02/26/2017 — Sharyl Attkisson: What do you define as fake news? Susan Glasser: Well, as a term, right? It's like any term and in fact now you see partisans of both parties appropriating and using this label merely to apply it to news that they don't like. Susan Glasser was editor of the left-leaning Politico during the 2016 campaign.
Glasser: So what started out as a panic over fake news and what role it had in undermining Hillary Clinton's candidacy and promoting Donald Trump's candidacy, by the way is now a label that Donald Trump master marketer has seen is a powerful label so he's appropriated that and slapped that label on stories that he merely doesn't like.
President Trump: You are fake newsgo ahead.
Glasser: It's not that it didn't exist before, but Americans used to know the difference between the National Enquirer at the checkout counter and the New York Times. Public suspicion and allegations of bias hound the most pervasive Internet players: Twitter, Google and Facebook.
Sharyl: During the presidential campaign, critics discovered a Google search for "Hillary Clinton indictment," typing in "IND," didn't suggest "indictment." When you type Hillary Clinton ind into Bing or Yahoo, there are plenty of indictment based recommendations. When you type it into Google the top two recommended autocompletions are Hillary Clinton Indiana and Hillary Clinton India. As it happens, Google's parent company, Alphabet, was a top Clinton donor. Its chief executive worked on the Clinton campaign. Last year, former Facebook insiders alleged they "routinely suppressed news stories of interest to conservative readers."
Sharyl: We hear from a lot of people that they don't trust Politico or Facebook or Google or whoever it might be that's trying to sort through the truth or the facts.
Glasser: We're looking at a crisis of faith in institutions. The media, being one set of institutions that is under assault. More broadly, political parties you know, no longer have the trust and the faith.
Sharyl: Torba claims Twitter censors conservatives, but not liberals for similar behavior. On Gab anything goes, he says, as long as it's legal, not inciting violence and not exposing information like credit cards.
Torba: What we're doing is instead of us playing big brother and you know curating content and deciding what is news and what isn't and what people should see and what they shouldn't, we are giving the power to you as a user so you can mute different words, trends, hashtags, phrases, topics, and users.
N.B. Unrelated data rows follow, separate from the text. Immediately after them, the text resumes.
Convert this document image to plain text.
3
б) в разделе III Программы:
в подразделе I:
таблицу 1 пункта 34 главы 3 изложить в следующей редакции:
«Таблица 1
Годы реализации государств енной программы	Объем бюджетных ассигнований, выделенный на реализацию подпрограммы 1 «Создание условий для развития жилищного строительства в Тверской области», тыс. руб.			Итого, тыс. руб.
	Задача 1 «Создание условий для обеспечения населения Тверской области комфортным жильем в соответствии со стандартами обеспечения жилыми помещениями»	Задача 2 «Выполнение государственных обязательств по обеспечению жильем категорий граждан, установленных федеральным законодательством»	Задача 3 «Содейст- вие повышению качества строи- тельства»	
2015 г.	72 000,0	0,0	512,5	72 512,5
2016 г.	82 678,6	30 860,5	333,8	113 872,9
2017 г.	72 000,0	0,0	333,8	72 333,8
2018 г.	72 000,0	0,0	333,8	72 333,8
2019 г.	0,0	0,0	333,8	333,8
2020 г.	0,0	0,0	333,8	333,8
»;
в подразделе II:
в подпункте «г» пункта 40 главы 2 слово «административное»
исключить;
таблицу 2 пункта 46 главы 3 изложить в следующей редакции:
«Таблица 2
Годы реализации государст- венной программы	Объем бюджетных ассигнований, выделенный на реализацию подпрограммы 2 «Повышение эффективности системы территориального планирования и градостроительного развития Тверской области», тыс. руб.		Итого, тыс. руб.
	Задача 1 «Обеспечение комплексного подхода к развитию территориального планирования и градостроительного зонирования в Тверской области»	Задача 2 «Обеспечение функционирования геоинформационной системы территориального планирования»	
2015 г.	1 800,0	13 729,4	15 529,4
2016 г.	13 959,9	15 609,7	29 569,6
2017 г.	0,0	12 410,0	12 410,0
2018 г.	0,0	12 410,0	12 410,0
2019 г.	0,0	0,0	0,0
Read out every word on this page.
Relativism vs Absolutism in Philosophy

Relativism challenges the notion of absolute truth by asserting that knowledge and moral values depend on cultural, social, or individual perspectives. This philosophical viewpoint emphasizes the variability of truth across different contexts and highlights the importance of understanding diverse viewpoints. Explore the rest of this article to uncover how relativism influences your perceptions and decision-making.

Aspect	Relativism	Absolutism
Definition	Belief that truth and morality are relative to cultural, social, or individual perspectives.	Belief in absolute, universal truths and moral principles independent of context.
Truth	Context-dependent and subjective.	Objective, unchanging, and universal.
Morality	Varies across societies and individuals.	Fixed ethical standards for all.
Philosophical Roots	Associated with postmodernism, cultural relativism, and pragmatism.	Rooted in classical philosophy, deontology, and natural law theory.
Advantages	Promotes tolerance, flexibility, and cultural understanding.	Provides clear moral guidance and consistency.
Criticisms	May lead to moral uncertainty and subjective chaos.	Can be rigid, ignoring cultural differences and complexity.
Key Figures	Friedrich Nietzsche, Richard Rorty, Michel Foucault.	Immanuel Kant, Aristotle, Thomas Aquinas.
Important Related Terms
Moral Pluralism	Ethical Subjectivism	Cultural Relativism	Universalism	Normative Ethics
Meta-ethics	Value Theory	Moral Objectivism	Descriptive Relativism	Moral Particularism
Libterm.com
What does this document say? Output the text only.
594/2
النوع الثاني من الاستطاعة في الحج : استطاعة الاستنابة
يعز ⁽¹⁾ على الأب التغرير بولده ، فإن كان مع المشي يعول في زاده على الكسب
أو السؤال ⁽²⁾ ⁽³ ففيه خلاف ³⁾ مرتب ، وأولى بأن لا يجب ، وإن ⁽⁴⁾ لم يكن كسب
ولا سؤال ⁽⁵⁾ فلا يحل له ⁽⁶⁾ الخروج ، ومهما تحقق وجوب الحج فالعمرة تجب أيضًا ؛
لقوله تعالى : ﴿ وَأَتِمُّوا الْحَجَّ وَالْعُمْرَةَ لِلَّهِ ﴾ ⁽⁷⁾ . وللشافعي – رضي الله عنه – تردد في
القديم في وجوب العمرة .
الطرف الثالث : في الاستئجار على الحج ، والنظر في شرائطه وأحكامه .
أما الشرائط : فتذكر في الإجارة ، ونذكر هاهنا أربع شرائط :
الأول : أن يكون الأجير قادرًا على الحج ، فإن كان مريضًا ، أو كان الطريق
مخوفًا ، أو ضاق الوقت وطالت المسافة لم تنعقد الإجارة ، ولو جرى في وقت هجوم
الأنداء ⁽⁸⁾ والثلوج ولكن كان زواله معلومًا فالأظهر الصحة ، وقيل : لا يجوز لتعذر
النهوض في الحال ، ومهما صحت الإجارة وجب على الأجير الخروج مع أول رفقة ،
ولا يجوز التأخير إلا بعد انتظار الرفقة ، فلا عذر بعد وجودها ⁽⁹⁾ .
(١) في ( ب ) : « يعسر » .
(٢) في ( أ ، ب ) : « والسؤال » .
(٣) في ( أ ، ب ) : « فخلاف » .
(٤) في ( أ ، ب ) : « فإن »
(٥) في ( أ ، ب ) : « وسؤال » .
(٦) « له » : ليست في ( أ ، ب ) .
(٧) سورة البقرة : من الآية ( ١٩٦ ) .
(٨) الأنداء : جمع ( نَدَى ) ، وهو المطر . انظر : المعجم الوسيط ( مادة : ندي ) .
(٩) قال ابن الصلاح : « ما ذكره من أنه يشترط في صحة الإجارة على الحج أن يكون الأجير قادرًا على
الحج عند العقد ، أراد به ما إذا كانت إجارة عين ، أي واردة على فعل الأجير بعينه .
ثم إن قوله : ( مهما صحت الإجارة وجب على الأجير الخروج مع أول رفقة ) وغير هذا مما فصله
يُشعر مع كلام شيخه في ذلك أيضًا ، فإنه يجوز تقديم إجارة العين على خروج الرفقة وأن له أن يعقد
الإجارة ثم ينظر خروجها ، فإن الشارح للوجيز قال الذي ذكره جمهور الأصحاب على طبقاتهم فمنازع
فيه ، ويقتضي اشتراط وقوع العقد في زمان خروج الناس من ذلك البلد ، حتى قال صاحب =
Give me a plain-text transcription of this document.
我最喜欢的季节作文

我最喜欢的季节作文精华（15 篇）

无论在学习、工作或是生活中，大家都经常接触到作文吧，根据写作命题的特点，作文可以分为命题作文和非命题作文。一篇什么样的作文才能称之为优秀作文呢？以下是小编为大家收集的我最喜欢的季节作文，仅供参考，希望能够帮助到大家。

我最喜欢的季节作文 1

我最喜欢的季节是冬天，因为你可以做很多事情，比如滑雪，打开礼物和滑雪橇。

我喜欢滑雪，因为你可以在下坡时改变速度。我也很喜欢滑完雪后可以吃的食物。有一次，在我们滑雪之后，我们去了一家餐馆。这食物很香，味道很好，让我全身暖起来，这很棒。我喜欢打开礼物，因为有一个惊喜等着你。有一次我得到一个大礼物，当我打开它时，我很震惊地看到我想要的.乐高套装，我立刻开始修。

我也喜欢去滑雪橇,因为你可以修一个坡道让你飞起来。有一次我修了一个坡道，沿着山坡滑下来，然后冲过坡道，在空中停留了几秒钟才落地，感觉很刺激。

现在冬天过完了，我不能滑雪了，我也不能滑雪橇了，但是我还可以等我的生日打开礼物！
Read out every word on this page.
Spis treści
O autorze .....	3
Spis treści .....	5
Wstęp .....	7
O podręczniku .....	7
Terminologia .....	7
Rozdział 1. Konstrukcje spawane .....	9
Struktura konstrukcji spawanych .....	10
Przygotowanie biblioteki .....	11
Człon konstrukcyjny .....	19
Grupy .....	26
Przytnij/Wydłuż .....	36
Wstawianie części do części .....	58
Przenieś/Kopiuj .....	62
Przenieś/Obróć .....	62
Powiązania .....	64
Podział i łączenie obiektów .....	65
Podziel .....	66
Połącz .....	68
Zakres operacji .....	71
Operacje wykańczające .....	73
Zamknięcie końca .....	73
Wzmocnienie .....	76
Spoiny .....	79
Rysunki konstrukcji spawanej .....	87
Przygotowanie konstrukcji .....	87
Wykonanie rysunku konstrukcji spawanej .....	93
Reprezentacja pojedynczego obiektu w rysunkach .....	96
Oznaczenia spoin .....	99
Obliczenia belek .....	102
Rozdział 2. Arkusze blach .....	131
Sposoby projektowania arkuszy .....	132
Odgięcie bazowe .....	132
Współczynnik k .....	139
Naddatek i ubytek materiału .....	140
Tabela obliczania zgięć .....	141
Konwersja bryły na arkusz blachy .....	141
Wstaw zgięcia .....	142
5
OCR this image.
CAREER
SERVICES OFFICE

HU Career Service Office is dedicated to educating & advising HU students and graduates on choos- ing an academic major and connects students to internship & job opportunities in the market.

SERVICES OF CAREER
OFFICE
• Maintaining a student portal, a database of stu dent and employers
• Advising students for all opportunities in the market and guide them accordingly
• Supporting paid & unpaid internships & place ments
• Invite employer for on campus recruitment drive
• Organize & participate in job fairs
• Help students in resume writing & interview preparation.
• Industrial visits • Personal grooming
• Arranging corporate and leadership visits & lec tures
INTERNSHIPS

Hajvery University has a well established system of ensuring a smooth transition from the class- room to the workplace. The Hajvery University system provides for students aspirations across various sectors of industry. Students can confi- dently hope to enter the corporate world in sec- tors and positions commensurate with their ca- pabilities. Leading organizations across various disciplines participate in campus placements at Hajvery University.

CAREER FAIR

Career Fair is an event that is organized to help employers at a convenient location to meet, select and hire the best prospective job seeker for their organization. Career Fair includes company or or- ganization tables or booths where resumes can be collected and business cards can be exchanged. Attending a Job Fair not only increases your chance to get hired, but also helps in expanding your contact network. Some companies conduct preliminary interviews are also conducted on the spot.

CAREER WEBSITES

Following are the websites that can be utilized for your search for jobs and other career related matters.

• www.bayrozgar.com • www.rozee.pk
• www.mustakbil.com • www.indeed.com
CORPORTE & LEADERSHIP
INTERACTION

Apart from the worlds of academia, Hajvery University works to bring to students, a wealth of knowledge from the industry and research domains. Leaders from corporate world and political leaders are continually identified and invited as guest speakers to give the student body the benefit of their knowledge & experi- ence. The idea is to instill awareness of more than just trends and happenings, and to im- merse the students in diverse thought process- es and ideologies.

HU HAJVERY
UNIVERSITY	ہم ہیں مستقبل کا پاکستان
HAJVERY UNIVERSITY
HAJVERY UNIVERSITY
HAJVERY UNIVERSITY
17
Sharyl: Because of Gab's anti-censorship policy, it's attracted plenty of detestable users. Some blogs call it Twitter for Racists and the Alt-Right's very own Twitter.
Torba: The media likes to label us as alt right or they've said, you know, Nazi Twitter or the Twitter for racists. I find it, you know, really funny because we have one of the most diverse starting teams of all time. So we have my co-founder who is a Turkish Kurd and he's also Muslim. We have our chief communications officer who is based in Canada, who is an Indian and a practicing Hindu.
Sharyl: If there's ultimate truth in the debate over manipulation of information-- it may be found in asking not "What can you believe", but "who wants you to believe it, and why?"
Sharyl: Do you favor censoring information that someone has decided is untrue or may blatantly be untrue so that the public can't access it online?
Glasser: I don't. I think that would be a terrible mistake. We have to find a way for truth to regain its value in our public discourse I think, and that's not about stopping people from what is untrue. It's about finding ways to reinvigorate the conversation around which is true and to find out that which those are powerful don't want us to know.
Sharyl: What would your advice be to somebody who's taking part, either in social media or looking for information on the web?
Brown: My advice would be not to believe any of it. Take it all with a grain of salt.